No meio jornalístico é primordial não nos envolvermos com histórias para não prejudicar o trabalho e assim fazemos, ou tentamos o máximo. Mas em meio a tudo que vivemos, também somos humanos! E há situações que isso foge do controle. Quando noticiamos fatos ruins de quem não conhecemos já não é fácil. Do caso contrário fica mais complicado.

Porém, em meio a uma doença que matou e continua fazendo vítimas, abalou o mundo em vários aspectos, a empatia fala mais alto! E empatia é o que mais está faltando nos dias atuais…

João Negão, como era chamado, morre aos 71 anos
João Geraldo de Souza, 71 anos, morreu na madrugada desta sexta-feira (24), a 1h, no Hospital Nossa Senhora da Conceição (HNSC), em Tubarão, onde estava há cerca de uma semana, entubado na Unidade de Terapia Intensiva (UTI).

João Negão, como era chamado pelos amigos, e tinha muitos, possuía problemas renais (rins). Ele deixa esposa, três filhos e netos.

Criou sua família na Cidade Natal, de onde nunca saiu. Foi um homem trabalhador que se dedicou à família e aos amigos. Atuou profissionalmente sempre como mecânico de tratores da Região Sul, muito conhecido e requisitado pela qualidade de seus serviços.

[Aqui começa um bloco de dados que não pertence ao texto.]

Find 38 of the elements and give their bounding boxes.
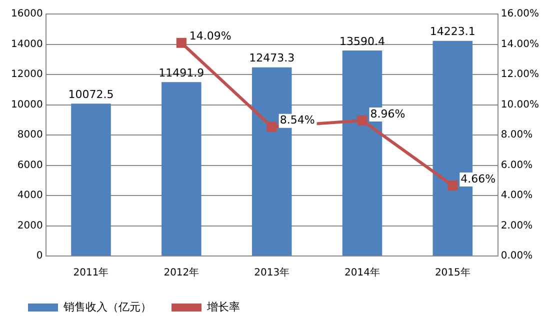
y-tick-label: 14000: [11, 38, 43, 50]
y-tick-label: 4000: [17, 190, 43, 202]
data-label: 4.66%: [460, 172, 496, 186]
y-tick-label: 10000: [11, 99, 43, 110]
x-tick-label: 2011年: [73, 266, 109, 279]
data-label: 14223.1: [430, 25, 476, 38]
x-tick-label: 2012年: [164, 266, 200, 279]
y2-tick-label: 4.00%: [500, 190, 533, 202]
y2-tick-label: 6.00%: [500, 160, 533, 171]
y2-tick-label: 8.00%: [500, 130, 533, 141]
y2-tick-label: 16.00%: [500, 8, 540, 20]
x-tick-label: 2013年: [254, 266, 290, 279]
point: [176, 38, 186, 48]
y2-tick-label: 14.00%: [500, 38, 540, 50]
y-tick-label: 16000: [11, 8, 43, 20]
point: [448, 180, 458, 191]
legend-label: 增长率: [206, 300, 240, 314]
point: [266, 122, 277, 132]
y2-tick-label: 10.00%: [500, 99, 540, 110]
y-tick-label: 0: [36, 250, 43, 262]
x-tick-label: 2015年: [434, 266, 470, 279]
data-label: 13590.4: [340, 34, 386, 48]
data-label: 11491.9: [158, 66, 204, 80]
data-label: 8.96%: [370, 107, 406, 120]
y2-tick-label: 2.00%: [500, 220, 533, 232]
point: [357, 115, 368, 126]
y-tick-label: 2000: [17, 220, 43, 232]
data-label: 12473.3: [249, 52, 295, 65]
legend-label: 销售收入（亿元）: [62, 300, 152, 314]
x-tick-label: 2014年: [344, 266, 380, 279]
y-tick-label: 6000: [17, 160, 43, 171]
y-tick-label: 8000: [17, 130, 43, 141]
data-label: 8.54%: [280, 114, 315, 127]
data-label: 10072.5: [68, 88, 114, 102]
y2-tick-label: 12.00%: [500, 69, 540, 80]
data-label: 14.09%: [189, 30, 232, 43]
y-tick-label: 12000: [11, 69, 43, 80]
y2-tick-label: 0.00%: [500, 250, 533, 262]
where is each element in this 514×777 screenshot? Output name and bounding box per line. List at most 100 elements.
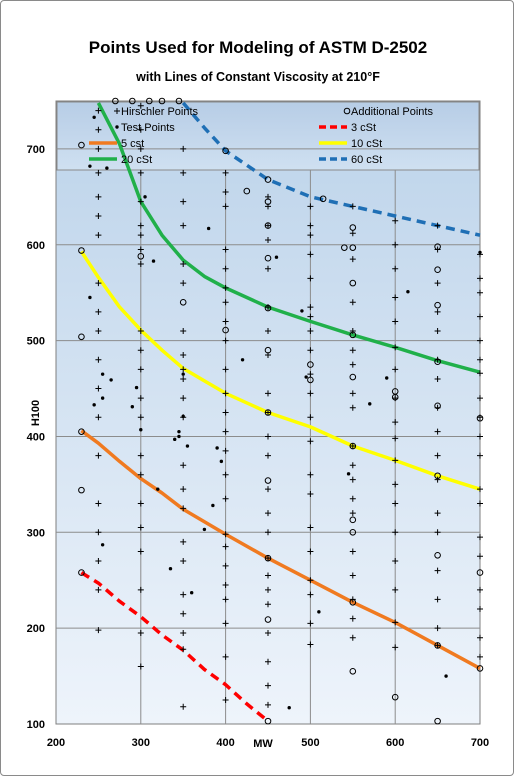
test-point xyxy=(444,674,448,678)
hirschler-point xyxy=(180,375,187,382)
additional-point xyxy=(349,442,357,450)
test-point xyxy=(406,290,410,294)
hirschler-point xyxy=(349,328,356,335)
test-point xyxy=(143,195,147,199)
legend-box xyxy=(56,101,480,171)
hirschler-point xyxy=(222,284,229,291)
hirschler-point xyxy=(137,663,144,670)
hirschler-point xyxy=(349,495,356,502)
hirschler-point xyxy=(392,217,399,224)
hirschler-point xyxy=(95,452,102,459)
hirschler-point xyxy=(477,275,483,282)
hirschler-point xyxy=(265,409,271,416)
test-point xyxy=(202,527,207,532)
x-tick-labels: 200 300 400 500 600 700 xyxy=(47,737,489,749)
test-point xyxy=(100,372,105,376)
additional-point xyxy=(434,243,441,250)
additional-point xyxy=(349,529,357,536)
hirschler-point xyxy=(180,646,187,653)
y-tick-label: 300 xyxy=(27,527,45,539)
hirschler-point xyxy=(222,409,229,416)
hirschler-point xyxy=(222,265,229,272)
hirschler-point xyxy=(265,682,271,689)
hirschler-point xyxy=(392,318,399,325)
test-point xyxy=(215,446,219,450)
additional-point xyxy=(264,304,272,312)
y-tick-label: 200 xyxy=(27,623,45,635)
hirschler-point xyxy=(95,126,102,133)
hirschler-point xyxy=(307,490,314,497)
additional-points xyxy=(78,97,484,725)
hirschler-point xyxy=(137,471,144,478)
additional-point xyxy=(434,472,441,480)
hirschler-point xyxy=(222,620,229,627)
hirschler-point xyxy=(222,697,229,704)
hirschler-point xyxy=(307,222,314,229)
hirschler-point xyxy=(392,435,399,442)
hirschler-point xyxy=(95,232,102,239)
additional-point xyxy=(434,552,441,559)
hirschler-point xyxy=(95,145,102,152)
hirschler-point xyxy=(137,328,144,335)
additional-point xyxy=(264,222,272,229)
hirschler-point xyxy=(137,232,144,239)
hirschler-point xyxy=(137,414,144,421)
additional-point xyxy=(264,409,272,416)
hirschler-point xyxy=(95,529,102,536)
additional-point xyxy=(476,665,484,672)
hirschler-point xyxy=(349,256,356,263)
hirschler-point xyxy=(392,529,399,536)
hirschler-point xyxy=(180,145,187,152)
test-point xyxy=(287,706,291,710)
hirschler-point xyxy=(349,299,356,306)
test-point xyxy=(173,437,177,442)
test-point xyxy=(346,472,351,476)
hirschler-point xyxy=(349,347,356,354)
hirschler-point xyxy=(434,510,441,517)
hirschler-point xyxy=(95,213,102,220)
hirschler-point xyxy=(95,385,102,392)
hirschler-point xyxy=(307,203,314,210)
test-point xyxy=(134,385,139,390)
hirschler-point xyxy=(434,222,441,229)
hirschler-point xyxy=(265,328,271,335)
legend-symbol xyxy=(343,107,351,115)
test-point xyxy=(88,295,92,300)
y-tick-labels: 100 200 300 400 500 600 700 xyxy=(27,144,45,731)
test-point xyxy=(189,590,194,595)
test-point xyxy=(151,259,156,263)
hirschler-point xyxy=(95,107,102,114)
hirschler-point xyxy=(477,500,483,507)
additional-point xyxy=(476,414,484,422)
hirschler-point xyxy=(349,462,356,469)
test-point xyxy=(478,250,482,255)
additional-point xyxy=(243,187,251,195)
additional-point xyxy=(145,97,153,105)
additional-point xyxy=(264,477,272,484)
additional-point xyxy=(222,326,229,334)
hirschler-point xyxy=(349,510,356,517)
additional-point xyxy=(434,358,441,366)
hirschler-point xyxy=(222,531,229,538)
hirschler-point xyxy=(95,500,102,507)
hirschler-point xyxy=(434,567,441,574)
additional-point xyxy=(349,516,357,524)
hirschler-point xyxy=(477,313,483,320)
hirschler-point xyxy=(222,471,229,478)
additional-point xyxy=(434,266,441,273)
additional-point xyxy=(349,373,357,381)
test-point xyxy=(219,459,224,464)
hirschler-point xyxy=(137,452,144,459)
hirschler-point xyxy=(95,328,102,335)
hirschler-point xyxy=(137,246,144,253)
hirschler-point xyxy=(477,634,483,641)
hirschler-point xyxy=(392,344,399,351)
hirschler-point xyxy=(95,586,102,593)
additional-point xyxy=(476,569,484,576)
hirschler-point xyxy=(265,433,271,440)
hirschler-point xyxy=(222,428,229,435)
test-point xyxy=(317,610,321,614)
hirschler-point xyxy=(477,605,483,612)
legend-entries: Hirschler Points Additional Points Test Po… xyxy=(89,106,433,166)
hirschler-point xyxy=(265,265,271,272)
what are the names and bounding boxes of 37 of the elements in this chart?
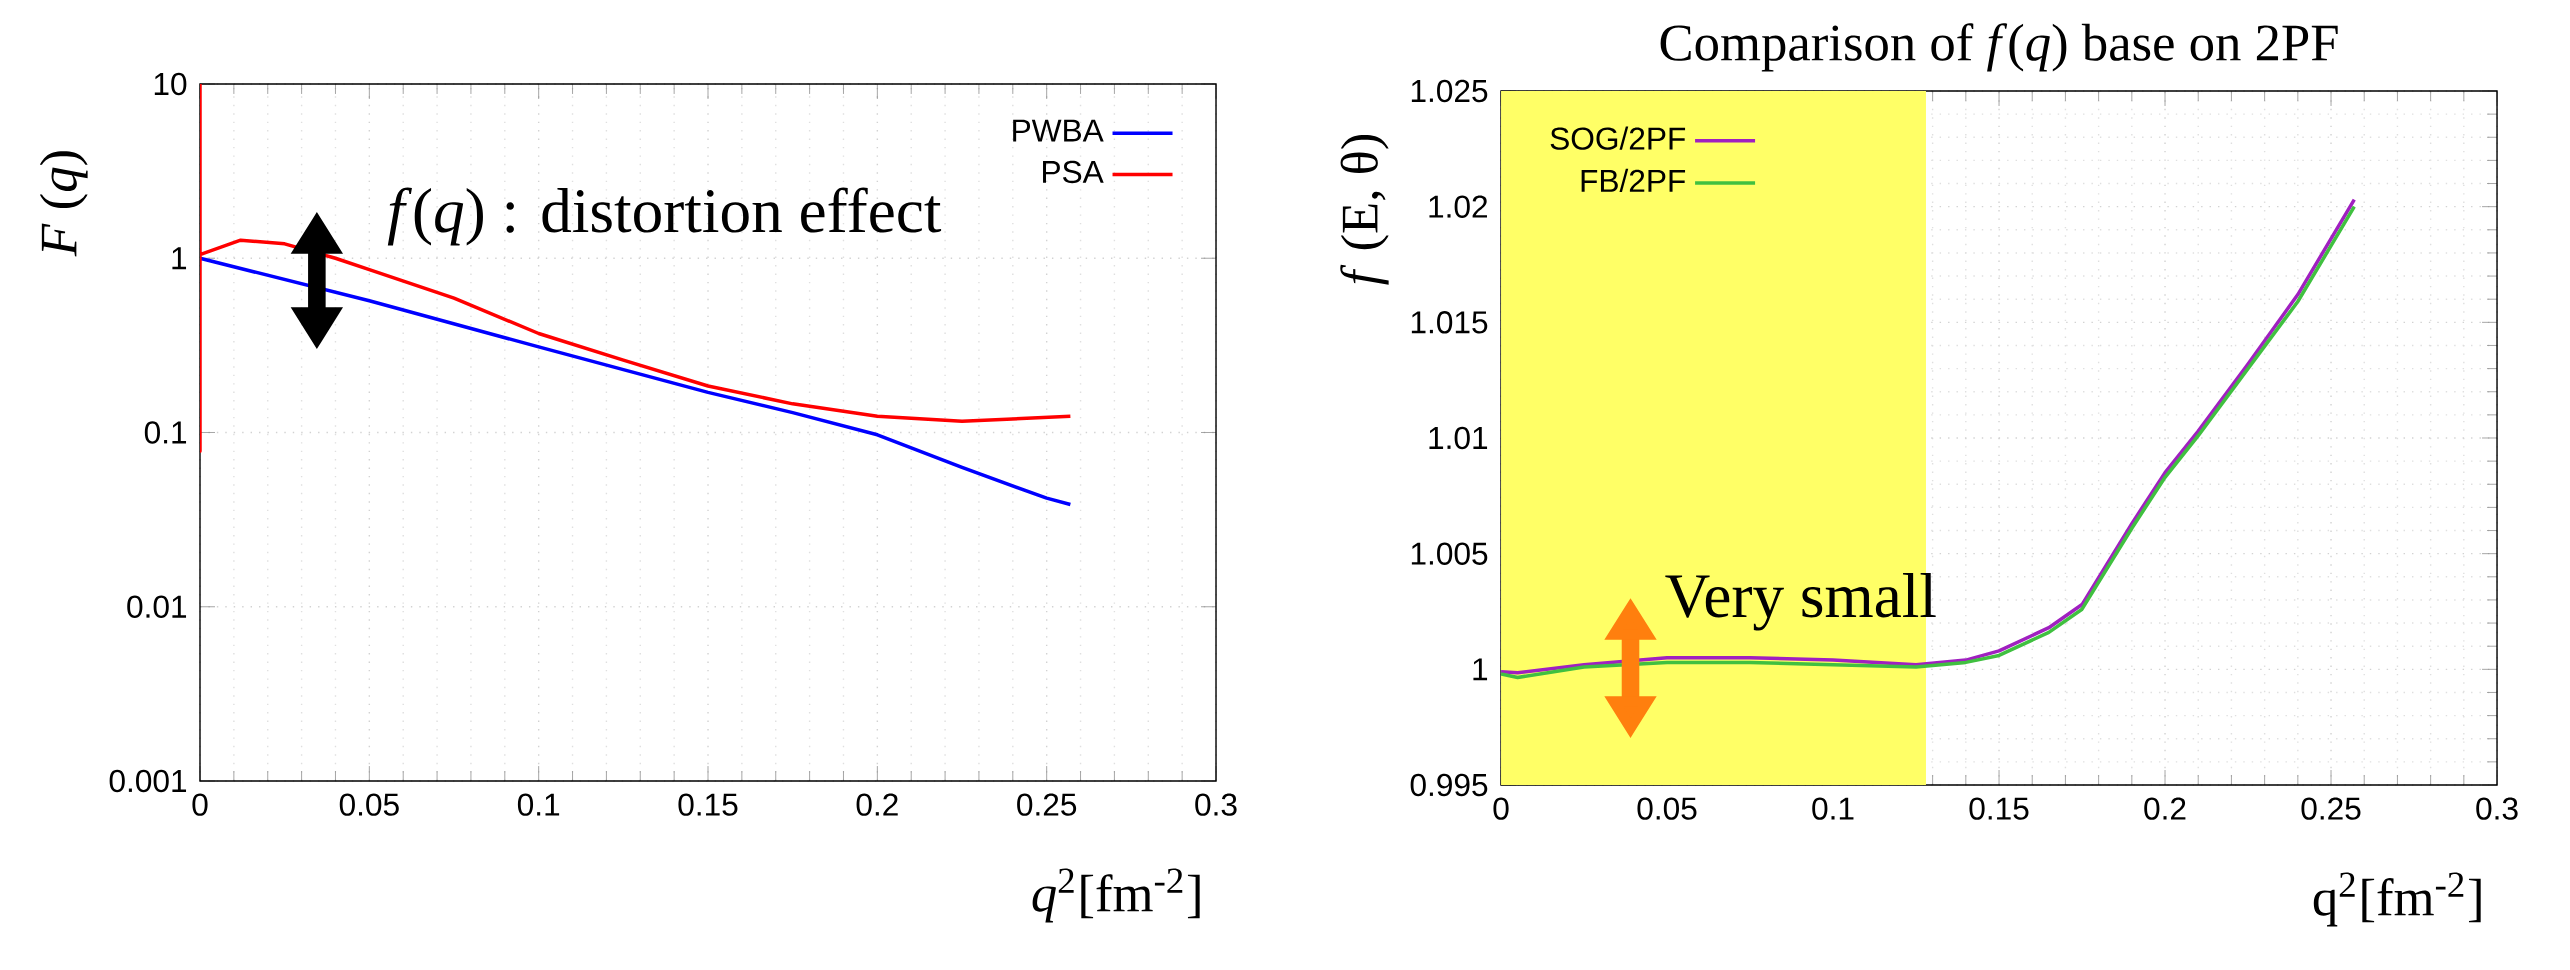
legend-label: FB/2PF (1581, 168, 1686, 193)
line-series (200, 256, 1073, 507)
x-tick-label: 0.25 (2301, 797, 2361, 820)
y-tick-label: 1 (1473, 658, 1488, 681)
y-tick-label: 1.02 (1429, 195, 1487, 218)
legend-label: SOG/2PF (1550, 126, 1686, 150)
y-tick-label: 1.025 (1411, 79, 1488, 103)
y-tick-label: 0.001 (109, 769, 187, 793)
legend-label: PSA (1043, 160, 1104, 184)
y-tick-label: 1.015 (1411, 311, 1488, 334)
x-tick-label: 0.25 (1017, 793, 1077, 816)
x-tick-label: 0.2 (2144, 797, 2186, 820)
x-tick-label: 0.3 (1195, 793, 1237, 816)
x-tick-label: 0.3 (2476, 797, 2518, 820)
y-axis-title: f (E, θ) (1340, 134, 1389, 285)
x-tick-label: 0 (1493, 797, 1509, 820)
x-tick-label: 0 (192, 793, 208, 816)
y-tick-label: 0.1 (144, 421, 187, 444)
x-axis-title: q$^{2}$[fm$^{-2}$] (1032, 868, 1200, 923)
y-axis-title: F (q) (39, 151, 88, 257)
y-tick-label: 1.005 (1411, 542, 1488, 565)
x-tick-label: 0.15 (678, 793, 738, 816)
x-tick-label: 0.1 (517, 793, 560, 816)
y-tick-label: 0.995 (1410, 773, 1488, 797)
y-tick-label: 1 (172, 247, 187, 270)
chart-title: Comparison of f(q) base on 2PF (1660, 23, 2338, 72)
x-axis-title: q$^{2}$[fm$^{-2}$] (2313, 872, 2481, 927)
legend-label: PWBA (1013, 119, 1104, 142)
annotation: f(q) : distortion effect (387, 187, 942, 246)
y-tick-label: 1.01 (1429, 426, 1488, 450)
y-tick-label: 10 (154, 72, 187, 96)
x-tick-label: 0.15 (1969, 797, 2029, 820)
y-tick-label: 0.01 (127, 595, 187, 618)
x-tick-label: 0.2 (856, 793, 898, 816)
x-tick-label: 0.1 (1812, 797, 1854, 820)
x-tick-label: 0.05 (339, 793, 399, 816)
x-tick-label: 0.05 (1637, 797, 1697, 820)
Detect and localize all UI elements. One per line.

Ele também se envolvia em outras causas, atualmente era um dos diretores do Clube Primeiro de Maio, em Tubarão. E ontem (23) sua irmã Maria José Mina, de 77 anos também perdeu a vida para essa doença misteriosa…

“Um não suportaria viver sem o outro, ela foi ontem para não ver ele partir”
Lucinara conta que a família está arrasada. “Não consigo chorar, estou anestesiada, ainda não caiu a ficha, é muito dolorido”.

Ela revela que os dois irmãos sempre foram muito apegados, conviveram a vida juntos, próximos, amigos, coisas de alma. “Um não suportaria viver sem o outro. Ela foi ontem para não ver ele partir”, emociona-se com choro.

“Tem pessoas que não acreditam, só quando a doença passa a ter nome, alguém da família ou muito próximo. Apelo às pessoas, mantenham-se em casa, cuidem-se, é um estalo, a gente não vê, é uma doença silenciosa, tem que respeitar o isolamento. Deus está no comando, mas é muita coisa, então temos que nos cuidar”, alerta Lucinara.

Irmãos ficaram no mesmo quarto
Maria José Mina, 77 anos, morreu na madrugada de quinta-feira (23), às 3h. Ela estava internada há cerca de 20 dias e entubada no HNSC.

Segundo Lucinara, sua mãe tinha acabado de fazer uma cirurgia no pé e deu complicações. Maria era viúva, deixou quatro filhos, oito netos e oito bisnetos

“Os dois chegaram a ficar juntos na UTI e, em um momento, ele chamou o médico e perguntou se era uma mulher que tinha um corte na perna. Ficaram unidos até o fim.”